Happy-Go-Lucky
- First edition cover
- Author: David Sedaris
- Audio read by: David Sedaris
- Language: English
- Publisher: Little, Brown and Company
- Publication date: May 31, 2022
- Publication place: United States
- Media type: Print, e-book, audiobook
- Pages: 272
- ISBN: 978-0-316-39245-7
- Preceded by: Calypso

= Happy-Go-Lucky (book) =

2022 essay collection by David Sedaris

Happy-Go-Lucky is a collection of 18 semi-autobiographical essays by David Sedaris. It was published on May 31, 2022, by Little, Brown and Company. Out of these 18 essays, 13 were previously published in a magazine or through Amazon Original Stories; some of these were published under a different title or in a different form.

==Essays==

1. "Active Shooter"
2. "Father Time"
3. "Bruised"
4. "A Speech to the Graduates"
5. "Hurricane Season"
6. "Highfalutin"
7. "Unbuttoned"
8. "Themes and Variations"
9. "To Serbia with Love"
10. "The Vacuum"
11. "Pearls"
12. "Fresh-Caught Haddock"
13. "Happy-Go-Lucky"
14. "A Better Place"
15. "Lady Marmalade"
16. "Smile, Beautiful"
17. "Pussytoes"
18. "Lucky-Go-Happy"

==Synopsis ==
In Happy-Go-Lucky, Sedaris continues where he left off in Calypso, writing about his transition into late midlife during the final years of the first Trump administration and into the COVID-19 pandemic. He writes about his life and the lives of his family—including his siblings, his longtime partner Hugh, and the decline of his 98-year-old father, with whom he had a fractured relationship.

==Reception==
Happy-Go-Lucky debuted at number one on The New York Times nonfiction best-seller list for the week ending June 4, 2022.
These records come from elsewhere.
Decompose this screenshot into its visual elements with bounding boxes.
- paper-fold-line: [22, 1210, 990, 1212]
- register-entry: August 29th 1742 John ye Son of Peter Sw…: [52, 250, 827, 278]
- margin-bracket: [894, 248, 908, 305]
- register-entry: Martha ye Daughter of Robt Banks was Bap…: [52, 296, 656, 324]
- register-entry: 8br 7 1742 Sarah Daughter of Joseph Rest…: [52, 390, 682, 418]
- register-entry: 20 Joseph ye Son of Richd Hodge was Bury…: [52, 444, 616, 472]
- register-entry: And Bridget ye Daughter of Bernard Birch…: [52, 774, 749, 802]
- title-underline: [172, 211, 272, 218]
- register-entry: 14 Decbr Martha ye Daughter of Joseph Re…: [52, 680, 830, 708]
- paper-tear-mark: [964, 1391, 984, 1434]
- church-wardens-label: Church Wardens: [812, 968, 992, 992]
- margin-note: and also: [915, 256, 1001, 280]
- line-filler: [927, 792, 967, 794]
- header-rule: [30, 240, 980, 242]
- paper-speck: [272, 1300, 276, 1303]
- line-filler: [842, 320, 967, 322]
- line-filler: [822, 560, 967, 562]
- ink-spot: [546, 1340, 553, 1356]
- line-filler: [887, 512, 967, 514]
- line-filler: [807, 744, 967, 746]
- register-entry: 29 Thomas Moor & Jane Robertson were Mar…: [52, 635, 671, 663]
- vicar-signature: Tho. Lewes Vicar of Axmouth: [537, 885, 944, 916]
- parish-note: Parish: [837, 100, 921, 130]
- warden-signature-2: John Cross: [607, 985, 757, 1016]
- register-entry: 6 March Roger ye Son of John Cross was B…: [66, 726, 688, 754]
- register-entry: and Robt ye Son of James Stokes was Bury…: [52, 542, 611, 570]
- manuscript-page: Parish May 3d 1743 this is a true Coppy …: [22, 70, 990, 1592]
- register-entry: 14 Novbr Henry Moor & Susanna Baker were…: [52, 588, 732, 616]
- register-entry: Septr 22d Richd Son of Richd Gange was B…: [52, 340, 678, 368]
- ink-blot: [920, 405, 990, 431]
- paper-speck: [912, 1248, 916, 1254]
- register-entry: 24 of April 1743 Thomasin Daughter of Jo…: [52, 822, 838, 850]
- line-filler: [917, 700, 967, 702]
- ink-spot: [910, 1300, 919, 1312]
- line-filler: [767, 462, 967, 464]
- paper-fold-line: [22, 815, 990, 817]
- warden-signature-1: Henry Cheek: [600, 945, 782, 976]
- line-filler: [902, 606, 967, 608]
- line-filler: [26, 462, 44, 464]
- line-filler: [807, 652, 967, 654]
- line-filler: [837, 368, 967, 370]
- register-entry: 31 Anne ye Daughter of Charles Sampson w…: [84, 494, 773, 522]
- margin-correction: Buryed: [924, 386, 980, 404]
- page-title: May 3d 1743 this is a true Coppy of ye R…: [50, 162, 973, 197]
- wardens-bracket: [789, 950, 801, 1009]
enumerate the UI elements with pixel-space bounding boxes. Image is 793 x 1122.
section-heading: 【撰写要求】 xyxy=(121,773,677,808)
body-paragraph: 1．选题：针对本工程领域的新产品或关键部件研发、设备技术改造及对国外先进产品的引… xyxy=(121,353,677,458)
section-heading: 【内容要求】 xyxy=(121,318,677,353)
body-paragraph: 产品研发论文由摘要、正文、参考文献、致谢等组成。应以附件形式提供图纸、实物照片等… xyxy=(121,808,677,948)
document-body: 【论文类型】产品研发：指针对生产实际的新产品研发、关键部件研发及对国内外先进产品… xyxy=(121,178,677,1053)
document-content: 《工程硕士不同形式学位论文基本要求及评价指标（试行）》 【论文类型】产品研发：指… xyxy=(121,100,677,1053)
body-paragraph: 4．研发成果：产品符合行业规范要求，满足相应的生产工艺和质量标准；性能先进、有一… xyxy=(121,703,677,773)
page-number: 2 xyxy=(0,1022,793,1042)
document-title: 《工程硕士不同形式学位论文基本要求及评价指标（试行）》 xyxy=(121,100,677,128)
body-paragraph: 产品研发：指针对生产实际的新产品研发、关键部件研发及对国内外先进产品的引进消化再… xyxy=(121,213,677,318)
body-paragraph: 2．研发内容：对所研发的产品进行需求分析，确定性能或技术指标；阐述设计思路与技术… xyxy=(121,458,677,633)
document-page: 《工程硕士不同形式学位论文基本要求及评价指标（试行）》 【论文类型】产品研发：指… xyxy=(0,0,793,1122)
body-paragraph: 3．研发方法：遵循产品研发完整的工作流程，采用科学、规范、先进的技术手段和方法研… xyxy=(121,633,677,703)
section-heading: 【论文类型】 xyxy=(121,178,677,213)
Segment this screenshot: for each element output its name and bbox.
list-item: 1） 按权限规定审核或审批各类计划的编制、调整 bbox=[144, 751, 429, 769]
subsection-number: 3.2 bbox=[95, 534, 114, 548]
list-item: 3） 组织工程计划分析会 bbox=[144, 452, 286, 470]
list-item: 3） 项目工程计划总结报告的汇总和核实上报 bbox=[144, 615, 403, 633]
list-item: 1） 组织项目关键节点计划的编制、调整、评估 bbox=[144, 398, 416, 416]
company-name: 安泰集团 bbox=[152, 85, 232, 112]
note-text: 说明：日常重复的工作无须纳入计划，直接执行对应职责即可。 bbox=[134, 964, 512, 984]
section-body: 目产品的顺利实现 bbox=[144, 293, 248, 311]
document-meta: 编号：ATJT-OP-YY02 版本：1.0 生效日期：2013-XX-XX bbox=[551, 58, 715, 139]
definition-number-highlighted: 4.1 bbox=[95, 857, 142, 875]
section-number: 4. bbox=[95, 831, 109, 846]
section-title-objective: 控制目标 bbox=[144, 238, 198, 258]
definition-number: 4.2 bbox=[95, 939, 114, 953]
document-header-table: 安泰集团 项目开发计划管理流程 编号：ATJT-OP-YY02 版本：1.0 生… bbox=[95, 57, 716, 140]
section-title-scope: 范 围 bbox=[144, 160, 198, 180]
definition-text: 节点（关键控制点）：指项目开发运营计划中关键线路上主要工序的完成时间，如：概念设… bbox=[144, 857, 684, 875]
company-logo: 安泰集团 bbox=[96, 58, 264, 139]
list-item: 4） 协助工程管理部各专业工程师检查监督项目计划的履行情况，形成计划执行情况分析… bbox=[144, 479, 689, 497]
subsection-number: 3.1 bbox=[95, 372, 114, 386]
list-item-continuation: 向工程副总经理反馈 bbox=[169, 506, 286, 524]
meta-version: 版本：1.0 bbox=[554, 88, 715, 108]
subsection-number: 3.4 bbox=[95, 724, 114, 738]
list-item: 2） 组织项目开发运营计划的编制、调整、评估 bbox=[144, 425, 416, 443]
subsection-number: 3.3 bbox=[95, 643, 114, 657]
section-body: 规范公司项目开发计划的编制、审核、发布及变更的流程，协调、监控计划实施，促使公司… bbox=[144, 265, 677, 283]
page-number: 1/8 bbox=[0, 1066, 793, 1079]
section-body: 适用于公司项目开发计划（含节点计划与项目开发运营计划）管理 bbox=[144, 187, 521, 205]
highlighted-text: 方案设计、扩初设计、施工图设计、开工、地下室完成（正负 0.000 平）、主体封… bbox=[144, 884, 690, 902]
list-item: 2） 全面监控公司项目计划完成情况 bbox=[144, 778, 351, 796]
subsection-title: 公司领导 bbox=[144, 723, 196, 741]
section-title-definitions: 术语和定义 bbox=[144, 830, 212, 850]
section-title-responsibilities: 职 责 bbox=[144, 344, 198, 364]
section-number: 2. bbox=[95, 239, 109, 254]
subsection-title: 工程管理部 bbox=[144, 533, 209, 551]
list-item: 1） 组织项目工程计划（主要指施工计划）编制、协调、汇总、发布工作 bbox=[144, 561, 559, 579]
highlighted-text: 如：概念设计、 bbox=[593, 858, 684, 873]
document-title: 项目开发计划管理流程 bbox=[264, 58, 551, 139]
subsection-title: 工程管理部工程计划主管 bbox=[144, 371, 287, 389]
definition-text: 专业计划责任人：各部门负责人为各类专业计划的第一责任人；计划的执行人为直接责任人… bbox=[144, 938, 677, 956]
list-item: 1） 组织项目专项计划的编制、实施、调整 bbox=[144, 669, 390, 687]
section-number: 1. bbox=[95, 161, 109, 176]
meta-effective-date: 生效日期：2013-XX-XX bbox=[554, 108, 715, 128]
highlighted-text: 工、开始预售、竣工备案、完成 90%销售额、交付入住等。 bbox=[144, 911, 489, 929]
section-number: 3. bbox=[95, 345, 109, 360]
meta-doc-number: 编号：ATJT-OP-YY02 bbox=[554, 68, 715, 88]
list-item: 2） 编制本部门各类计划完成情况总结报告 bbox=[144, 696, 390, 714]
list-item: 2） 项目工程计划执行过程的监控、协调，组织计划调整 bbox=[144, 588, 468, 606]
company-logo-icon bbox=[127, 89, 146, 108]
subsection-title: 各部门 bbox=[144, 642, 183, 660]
Publishers Weekly wrote, "Sedaris's tragicomedy is gloomier than usual, but it's as rich and rewarding as ever." In a rave review, Anita Snow of the Associated Press wrote, "Writing about his teen years, Sedaris is simultaneously amusing and brutal while unflinchingly exposing the ironies of his family and life in general." In a mixed review, Houman Barekat of The Guardian criticized Sedaris as coming across as "glib on racial politics", "cranky" toward the younger generation, and "petty" and "bitter", but admitted "it is partly because of these flaws that people relate to him." Barekat concluded, "On the page he's a somewhat diminished presence: engaging but rarely captivating."